A empresa americana Colossal Biosciences anunciou que pretende “desextinguir” não apenas o lobo-terrível ou lobo gigante (Aenocyon dirus), mas também o mamute-lanoso (Mammuthus primigenius), o tigre-da-tasmânia ou lobo-da-tasmânia (Thylacinus cynocephalus) e o pássaro dodô (Raphus cucullatus). Especialistas ouvidos pelo Estadão questionam o anúncio, que não veio acompanhado de estudos científicos que o corroborassem.
Na segunda-feira, 7, a startup de biotecnologia apresentou o que seriam três filhotes do lobo extinto desde o último período glacial. O animal ganhou fama recentemente por ser uma dos símbolos da Casa de Stark, na série de sucesso Game of Thrones. A empresa chamou o feito de “desextinção”; ou seja, eles teriam conseguido trazer de volta à vida um animal que não existe mais.

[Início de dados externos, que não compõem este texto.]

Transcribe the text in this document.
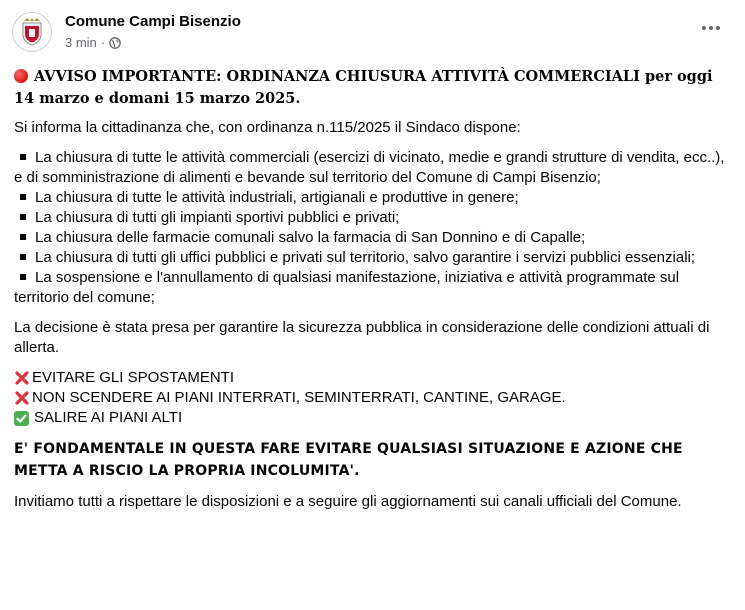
Comune Campi Bisenzio
3 min ·

AVVISO IMPORTANTE: ORDINANZA CHIUSURA ATTIVITÀ COMMERCIALI per oggi 14 marzo e domani 15 marzo 2025.

Si informa la cittadinanza che, con ordinanza n.115/2025 il Sindaco dispone:

La chiusura di tutte le attività commerciali (esercizi di vicinato, medie e grandi strutture di vendita, ecc..), e di somministrazione di alimenti e bevande sul territorio del Comune di Campi Bisenzio;

La chiusura di tutte le attività industriali, artigianali e produttive in genere;

La chiusura di tutti gli impianti sportivi pubblici e privati;

La chiusura delle farmacie comunali salvo la farmacia di San Donnino e di Capalle;

La chiusura di tutti gli uffici pubblici e privati sul territorio, salvo garantire i servizi pubblici essenziali;

La sospensione e l'annullamento di qualsiasi manifestazione, iniziativa e attività programmate sul territorio del comune;

La decisione è stata presa per garantire la sicurezza pubblica in considerazione delle condizioni attuali di allerta.

EVITARE GLI SPOSTAMENTI

NON SCENDERE AI PIANI INTERRATI, SEMINTERRATI, CANTINE, GARAGE.

SALIRE AI PIANI ALTI

E' FONDAMENTALE IN QUESTA FARE EVITARE QUALSIASI SITUAZIONE E AZIONE CHE METTA A RISCIO LA PROPRIA INCOLUMITA'.

Invitiamo tutti a rispettare le disposizioni e a seguire gli aggiornamenti sui canali ufficiali del Comune.
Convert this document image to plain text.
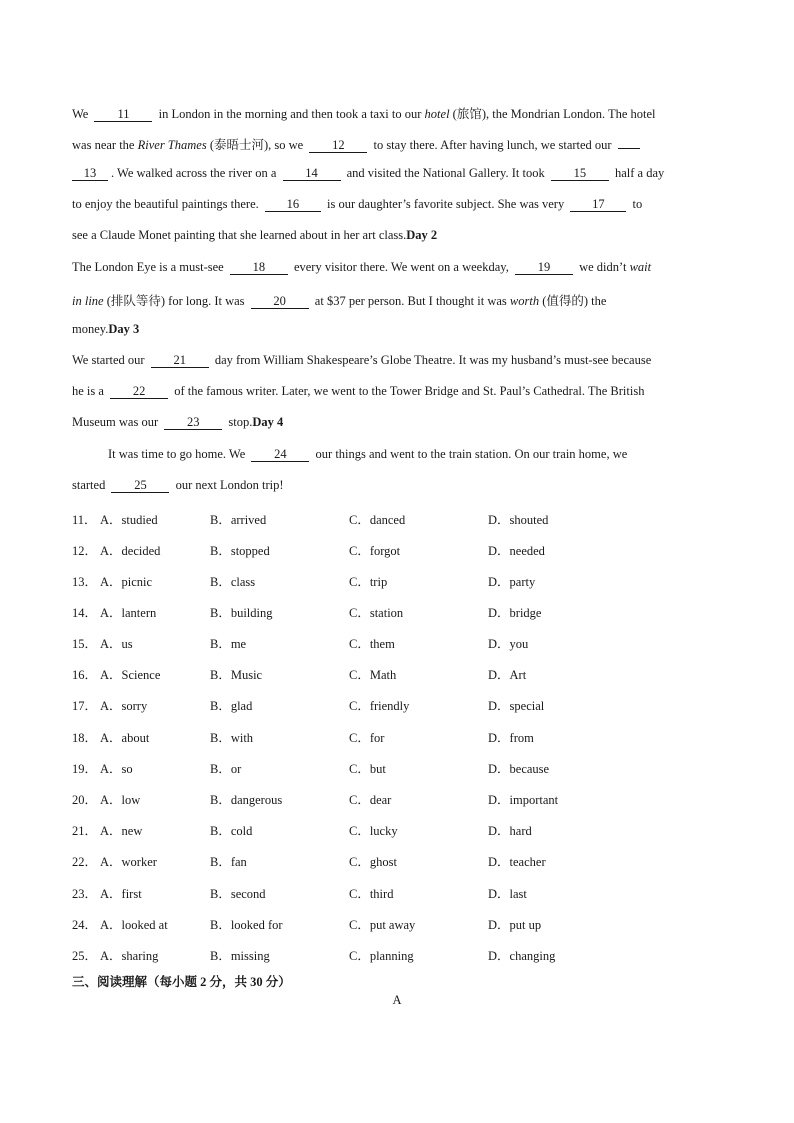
We 11 in London in the morning and then took a taxi to our hotel (旅馆), the Mondrian London. The hotel
was near the River Thames (泰晤士河), so we 12 to stay there. After having lunch, we started our
13 . We walked across the river on a 14 and visited the National Gallery. It took 15 half a day
to enjoy the beautiful paintings there. 16 is our daughter’s favorite subject. She was very 17 to
see a Claude Monet painting that she learned about in her art class.Day 2
The London Eye is a must-see 18 every visitor there. We went on a weekday, 19 we didn’t wait
in line (排队等待) for long. It was 20 at $37 per person. But I thought it was worth (值得的) the
money.Day 3
We started our 21 day from William Shakespeare’s Globe Theatre. It was my husband’s must-see because
he is a 22 of the famous writer. Later, we went to the Tower Bridge and St. Paul’s Cathedral. The British
Museum was our 23 stop.Day 4
It was time to go home. We 24 our things and went to the train station. On our train home, we
started 25 our next London trip!
11． A．studied	B．arrived	C．danced	D．shouted
12． A．decided	B．stopped	C．forgot	D．needed
13． A．picnic	B．class	C．trip	D．party
14． A．lantern	B．building	C．station	D．bridge
15． A．us	B．me	C．them	D．you
16． A．Science	B．Music	C．Math	D．Art
17． A．sorry	B．glad	C．friendly	D．special
18． A．about	B．with	C．for	D．from
19． A．so	B．or	C．but	D．because
20． A．low	B．dangerous	C．dear	D．important
21． A．new	B．cold	C．lucky	D．hard
22． A．worker	B．fan	C．ghost	D．teacher
23． A．first	B．second	C．third	D．last
24． A．looked at	B．looked for	C．put away	D．put up
25． A．sharing	B．missing	C．planning	D．changing
三、阅读理解（每小题 2 分，共 30 分）
A
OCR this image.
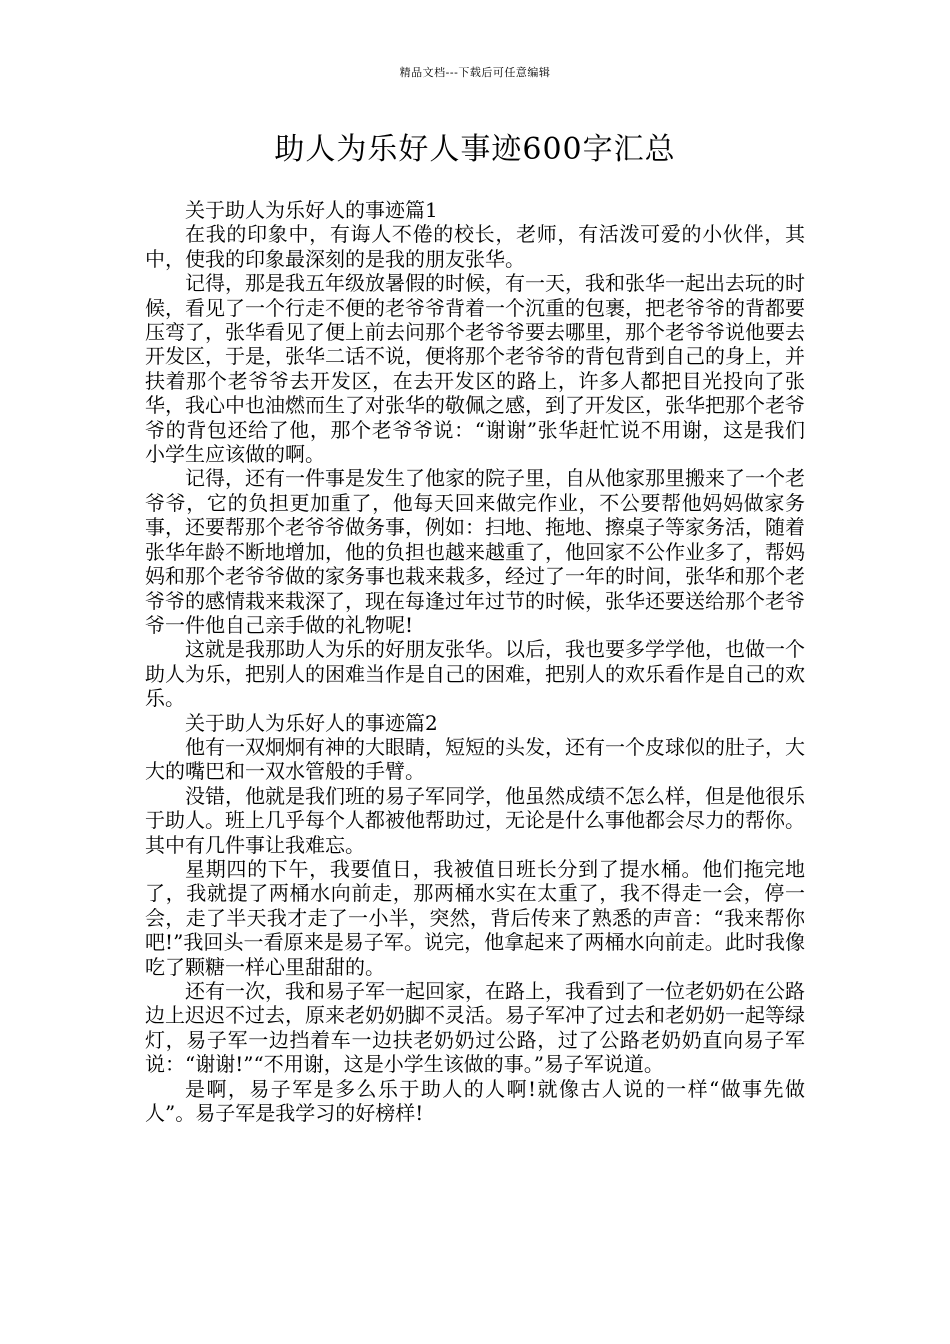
精品文档---下载后可任意编辑
助人为乐好人事迹600字汇总

关于助人为乐好人的事迹篇1

在我的印象中，有诲人不倦的校长，老师，有活泼可爱的小伙伴，其中，使我的印象最深刻的是我的朋友张华。

记得，那是我五年级放暑假的时候，有一天，我和张华一起出去玩的时候，看见了一个行走不便的老爷爷背着一个沉重的包裹，把老爷爷的背都要压弯了，张华看见了便上前去问那个老爷爷要去哪里，那个老爷爷说他要去开发区，于是，张华二话不说，便将那个老爷爷的背包背到自己的身上，并扶着那个老爷爷去开发区，在去开发区的路上，许多人都把目光投向了张华，我心中也油燃而生了对张华的敬佩之感，到了开发区，张华把那个老爷爷的背包还给了他，那个老爷爷说：“谢谢”张华赶忙说不用谢，这是我们小学生应该做的啊。

记得，还有一件事是发生了他家的院子里，自从他家那里搬来了一个老爷爷，它的负担更加重了，他每天回来做完作业，不公要帮他妈妈做家务事，还要帮那个老爷爷做务事，例如：扫地、拖地、擦桌子等家务活，随着张华年龄不断地增加，他的负担也越来越重了，他回家不公作业多了，帮妈妈和那个老爷爷做的家务事也栽来栽多，经过了一年的时间，张华和那个老爷爷的感情栽来栽深了，现在每逢过年过节的时候，张华还要送给那个老爷爷一件他自己亲手做的礼物呢!

这就是我那助人为乐的好朋友张华。以后，我也要多学学他，也做一个助人为乐，把别人的困难当作是自己的困难，把别人的欢乐看作是自己的欢乐。

关于助人为乐好人的事迹篇2

他有一双炯炯有神的大眼睛，短短的头发，还有一个皮球似的肚子，大大的嘴巴和一双水管般的手臂。

没错，他就是我们班的易子军同学，他虽然成绩不怎么样，但是他很乐于助人。班上几乎每个人都被他帮助过，无论是什么事他都会尽力的帮你。其中有几件事让我难忘。

星期四的下午，我要值日，我被值日班长分到了提水桶。他们拖完地了，我就提了两桶水向前走，那两桶水实在太重了，我不得走一会，停一会，走了半天我才走了一小半，突然，背后传来了熟悉的声音：“我来帮你吧!”我回头一看原来是易子军。说完，他拿起来了两桶水向前走。此时我像吃了颗糖一样心里甜甜的。

还有一次，我和易子军一起回家，在路上，我看到了一位老奶奶在公路边上迟迟不过去，原来老奶奶脚不灵活。易子军冲了过去和老奶奶一起等绿灯，易子军一边挡着车一边扶老奶奶过公路，过了公路老奶奶直向易子军说：“谢谢!”“不用谢，这是小学生该做的事。”易子军说道。

是啊，易子军是多么乐于助人的人啊!就像古人说的一样“做事先做人”。易子军是我学习的好榜样!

Lobo-terrível: empresa de biotecnologia dos EUA diz ter recriado animal extinto há mais de dez mil anos.
Foto: Colossal Biosciences
O site da startup anuncia que os geneticistas da empresa estão trabalhando para “desextinguir” também o mamute-lanoso (que se popularizou na série de desenhos Era do Gelo), o pássaro dodô (personagem de Alice no País das Maravilhas) e o tigre-da-tasmânia (parente próximo do diabo-da-tasmânia, o Taz-mania da franquia Looney Tunes) – todos esses também personagens famosos da ficção, a exemplo do lobo-terrível.
Embora o marketing da Colossal Bioscience seja certamente de primeira (a notícia sobre os filhotes de lobo esteve nos principais meios de comunicação do mundo todo com grande destaque), muitos especialistas estão questionando a ciência envolvida nos anúncios. Para começar, frisam, não houve a publicação de estudos em revistas científicas (em que a metodologia usada é apresentada e os trabalhos são revisados por pares), apenas o anúncio da empresa. Ou seja, ninguém conseguiu rever detalhes da ciência envolvida.

O mamute-lanoso: nova aposta da startup Colossal Bioscience, depois do lobo-terrível.
Foto: Adobe Stock
Além disso, dizem, certamente não houve uma “desextinção”, sequer uma clonagem. Na verdade, de acordo com informações da própria empresa, a partir do sequenciamento do DNA dos lobos extintos (obtido a partir de fósseis da espécie), os geneticistas modificaram algumas regiões do DNA de lobos-cinza (os parentes vivos mais próximos do lobo-terrível) para criar filhotes de lobo cinza com características físicas semelhantes às do animal extinto.
“Não deixa de ser algo interessante e eu entendo perfeitamente o hype, mas a verdade é muito menos espetacular”, afirmou o biólogo e geneticista Frederico Henning, da Universidade Federal do Rio de Janeiro (UFRJ), pesquisador apoiado pelo Instituto Serrapilheira. “Produziu-se por engenharia genética um lobo com características que o faz parecer superficialmente com uma espécie já exinta. Não se reverteu a extinção, produziu-se uma réplica que ignora a maioria das diferenças que definem a espécie extinta.”
Levando-se em conta que o genoma do lobo cinza tem cerca de 2,4 bilhões de bases, ainda que o genoma do lobo-terrível compartilhe 99,5% de seu DNA com a espécie atual (como alega a Colossal), ainda assim haveria milhares de diferenças entre as espécies. E alterações em 14 genes não seriam significativas.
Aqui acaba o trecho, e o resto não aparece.